6. The method according to any one of claims 1-5, further comprising:

acquiring an original image from electronic equipment, wherein the original image is an image which is obtained by shooting by the electronic equipment and is used for carrying out visual positioning on the electronic equipment;

removing dynamic objects in the original image by adopting an image processing algorithm to generate a positioning image;

wherein the dynamic object comprises a vehicle and/or an animal.

7. The method of claim 2, wherein said calculating local similarity of said scout image and said contrast image comprises:

dividing the positioning image into at least one ROI and dividing the contrast image into at least one ROI based on a preset ROI dividing mode, wherein the ROI comprises a target object which comprises at least one of a building, a road or a road sign;

for the ROI at the same position on the positioning image and the comparison image, the following operations are performed:

and comparing the ROI on the positioning image with the ROI on the comparison image, and calculating the similarity of the ROI to obtain the local similarity.

8. The method of claim 7, wherein if the similarity indicates that the positioning image and the comparison image are not similar, updating the map according to the positioning image comprises:

if the local similarity represents that the ROI areas of the contrast image and the positioning image are not similar, generating a three-dimensional (3D) bounding box according to the ROI in the positioning image, wherein the 3D bounding box comprises ROI area point cloud and the access times of the ROI area point cloud;

carrying out visual positioning according to the map, and counting the access times of the point cloud of the ROI area during the visual positioning, wherein the map comprises the 3D bounding box;

and according to the access times of the point clouds of the ROI region in the 3D bounding box, if the access times of the point clouds of the ROI region are determined to exceed the preset times, the original ROI in the map is updated to be the ROI in the positioning image.

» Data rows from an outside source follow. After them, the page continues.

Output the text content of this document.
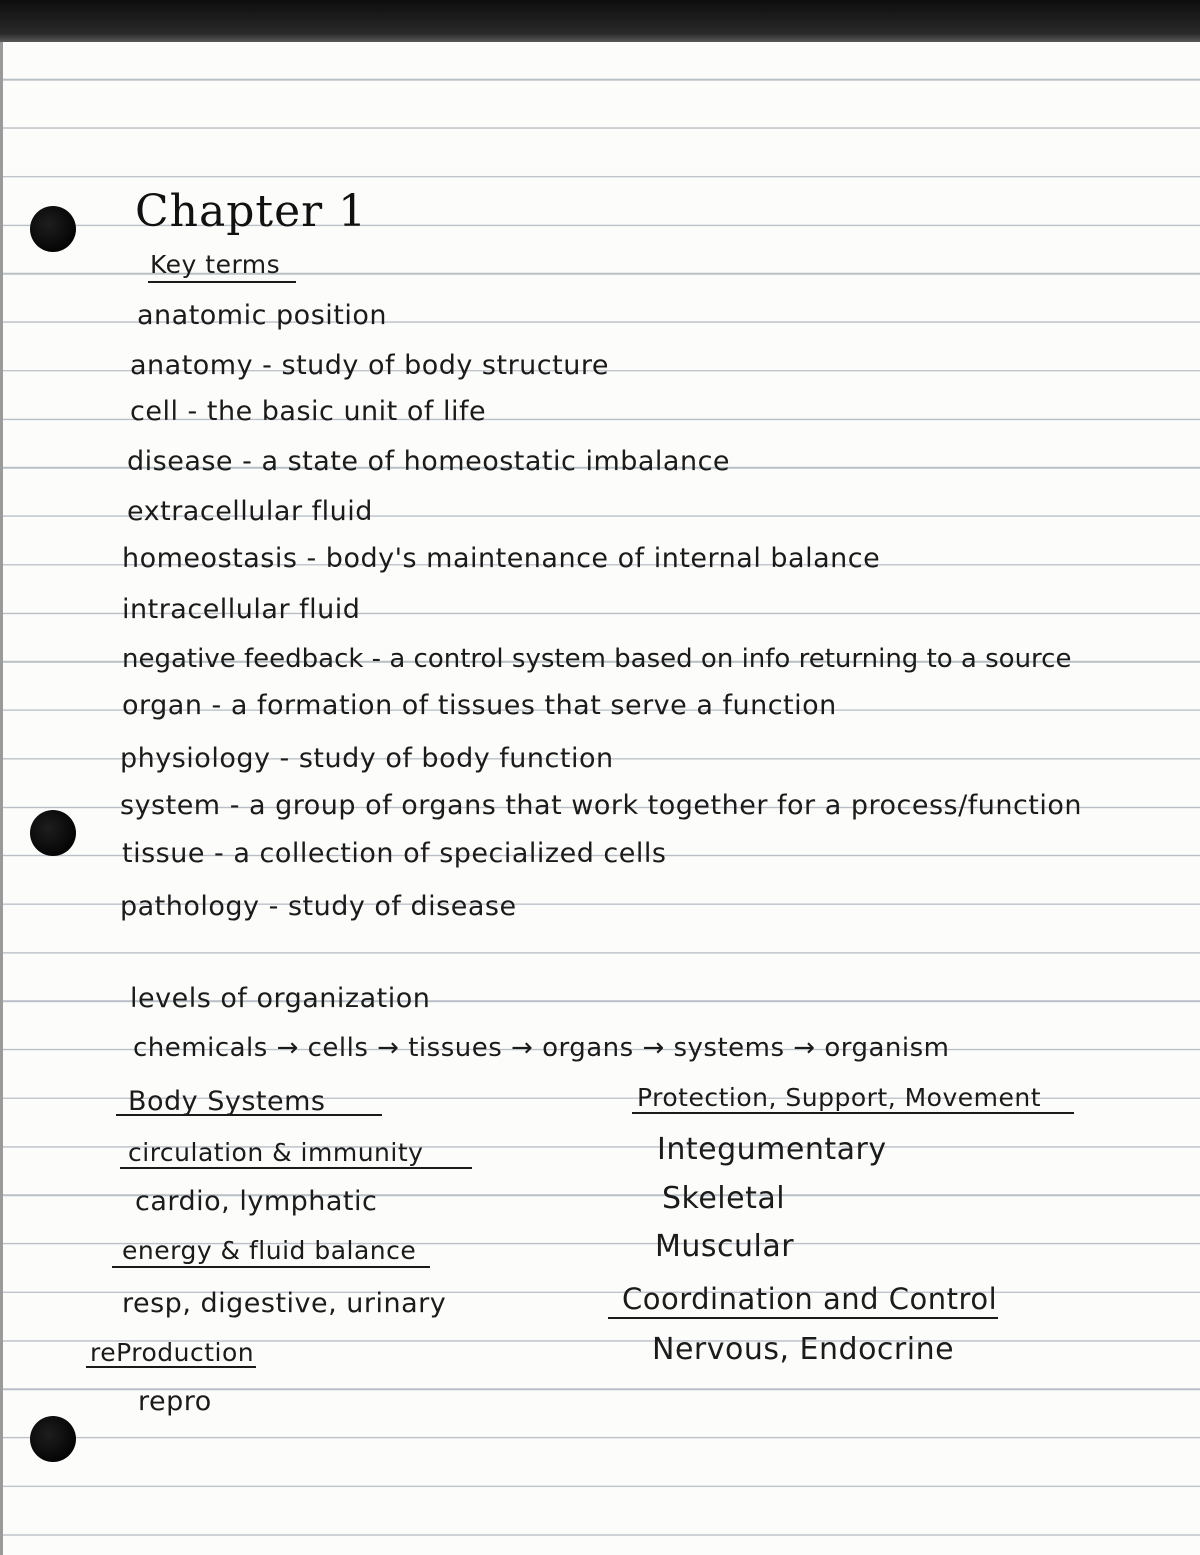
Chapter 1
Key terms
anatomic position
anatomy - study of body structure
cell - the basic unit of life
disease - a state of homeostatic imbalance
extracellular fluid
homeostasis - body's maintenance of internal balance
intracellular fluid
negative feedback - a control system based on info returning to a source
organ - a formation of tissues that serve a function
physiology - study of body function
system - a group of organs that work together for a process/function
tissue - a collection of specialized cells
pathology - study of disease
levels of organization
chemicals → cells → tissues → organs → systems → organism
Body Systems
circulation & immunity
cardio, lymphatic
energy & fluid balance
resp, digestive, urinary
reProduction
repro
Protection, Support, Movement
Integumentary
Skeletal
Muscular
Coordination and Control
Nervous, Endocrine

9. The method of claim 8, further comprising:

and generating corresponding ROI area point cloud according to the ROI area of the positioning image.

10. The method of any of claims 2-3, 7-9, further comprising:

and if the global similarity represents that the comparison image is not similar to the positioning image, determining that the positioning of the positioning image fails.

11. An apparatus for updating a map, comprising one or more processors; a memory;

and one or more computer programs, wherein the one or more computer programs are stored in the memory, the one or more computer programs comprising instructions which, when executed by the apparatus for updating a map, cause the apparatus for updating a map to perform the method of any one of claims 1-10.

12. An electronic device, comprising: one or more processors; a memory;

and one or more computer programs, wherein the one or more computer programs are stored in the memory, the one or more computer programs comprising instructions, which when executed by the electronic device, cause the electronic device to perform the method of any of claims 1-10.

13. A computer readable storage medium comprising computer instructions which, when executed on a computer, cause the computer to perform the method of any one of claims 1-10.